YAZA GİRERKEN BESLENME
Hava bir ısınıyor bir soğuyor bu durum insanın gücünü olumsuz etkiliyor. Bu yorgunluktan kurtulmak için beslenmenin kıymetini gözardı etmemek Tabiatın uyanmasıyla bir arada soğuk havaların mekanını sıcak havalara bırakması, mevsimsel beslenme alışkanlıklarının değişmesi, havanın nem orantısının artması birçoğumuzu güçsüzlük, isteksizlik, uykusuzluk, baş ağrısı üzere belirtiler ile karşı zıdda bırakabiliyor. Bahar yorgunluğu, havadaki elektrik yükü iyonlar taşınırken meydana gelen dengesizliklerle birlikte, dokularımıza ulaşan oksijenin kış aylarına nazaran daha az ölçüde ulaşmasıyla ortaya çıkıyorAlkol, etraf kirliliği, gerilim, haddinden fazla kafein, sigara, sistemsiz beslenme üzere etmenlerin tetiklediği bahar yorgunluğu dikkat edilmez ise yorgunluk ve halsizliğin yanı sıra mide ekşimesi, mide yanması, konsantrasyon bozukluğu, tansiyon yüksekliği, adale ağrıları üzere pek çok farklı sorunu beraberinde getirebiliyor.
T üm belirtiler aslında vücudumuzun dış muhite verdiği olağan bir reaksiyondur. Ve sağlıklı bir beslenme planı içerisine ustaca yerleştirilecek küçük püf noktalarıyla bahar yorgunluğuna karşı savaşmak mümkün olabilmektedir.
BAHAR YORGUNLUĞU İLE SAVAŞTA 7 PÜF NOKTASI
1- DÖRT YAPRAKLI YONCA DİYETİNİ YAPIN: Dört yapraklı yonca diyeti, bahar yorgunluğunun üstesinden gelmek için uygulanabilecek en ülkü diyettir. Dört yapraklı yonca diyetinde temel maksat gereksinimimiz olan taze mevsim meyve ve zerzevatları, az yağlı süt ve süt eserleri, rafine edilmemiş tam tahıllılar, et ve et eserlerini sofralara taşıyarak beslenme çeşitliliği oluşturulmuş bir menü tüketmektir.Baharla birlikte kışın alınan kiloları vermek için en sık başvurulan prosedür ekseriyetle az öğün tüketimine dayanan aç kalma diyetleri ya da düşük kalorili tanınan diyetleridir.

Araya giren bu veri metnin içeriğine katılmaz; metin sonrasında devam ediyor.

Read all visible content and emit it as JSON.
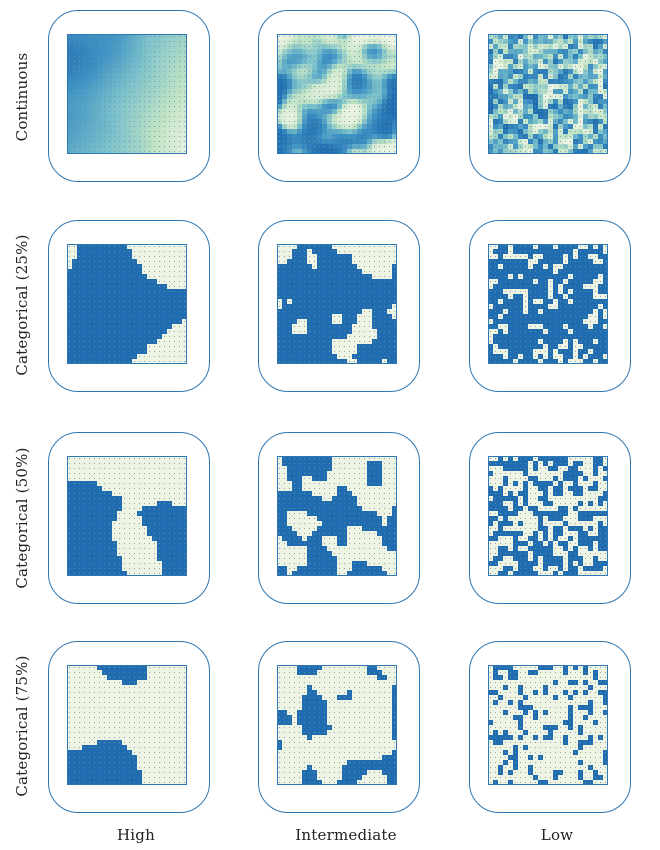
{
  "rows": [
    {
      "label": "Continuous",
      "kind": "continuous",
      "p": 0
    },
    {
      "label": "Categorical (25%)",
      "kind": "categorical",
      "p": 0.25
    },
    {
      "label": "Categorical (50%)",
      "kind": "categorical",
      "p": 0.5
    },
    {
      "label": "Categorical (75%)",
      "kind": "categorical",
      "p": 0.75
    }
  ],
  "columns": [
    {
      "label": "High",
      "autocorrelation": "high"
    },
    {
      "label": "Intermediate",
      "autocorrelation": "intermediate"
    },
    {
      "label": "Low",
      "autocorrelation": "low"
    }
  ],
  "grid_cells": 24,
  "colors": {
    "frame": "#2f78b4",
    "habitat": "#1f6db0",
    "matrix": "#eef4e4",
    "dot": "#7a8f9c",
    "continuous_ramp": [
      "#1f6db0",
      "#3f93c4",
      "#7cc2cc",
      "#bfe3c4",
      "#eef4e4"
    ]
  }
}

Meğer yukarıda bahsettiğimiz üzere mevsimle birlikte değişen dengeyi kurmak için çabalayan vücudun gerek kilo vermek, gerek bahar yorgunluğundan kurtulabilmek için aç kalmaya değil sağlıklı beslenme ile doyurulmaya muhtaçlığı vardır.
2- ÖĞÜN ATLAMAYIN: Bu periyotta üç ana ve üç ara olmak üzere yekunda altı öğün tüketmek sindirim sisteminin yorulmasını önler, zinde bir vücudun temelinde bölge alan taşlardan birisi olan kan şeker regülasyonunun sağlanmasında yardımcı olur.
3- VİTAMİN VE MİNERAL ALIMINIZA ITINA GÖSTERİN: Bahar aylarında savunma sistemimiz zayıflayabileceği için yorgunluğa karşı savaşmakta bize yardımcı olacak vitamin ve minerallerin eksiksiz alınması büyük ehemmiyet taşır. Niasin, Tiamin, Riboflavin, B6, B9, B12, C vitamini, demir, potasyum, krom, selenyum, iyot üzere vitamin ve minerallerin eksik alınması yorgunluk tablosunu ağırlaştırır. Kâfi ve istikrarlı bir beslenme ile zayıflıkların önüne geçilmelidir.
4- CANLANDIRAN BESİNLERİ DİYETİNİZE DÂHİL EDİN: Zerzevat ve meyveler, tahıllar, et ve et eserleri, süt ve süt eserlerinden oluşan dört yapraklı yonca diyeti bahar yorgunluğunun önlenmesi için kıymetlidir. Balık, yağlı tohumlar, avokado, kivi, muz, üzüm, erik, kiraz, incir, süt ve süt eserleri ile yorgunluğun önüne geçebilirsiniz.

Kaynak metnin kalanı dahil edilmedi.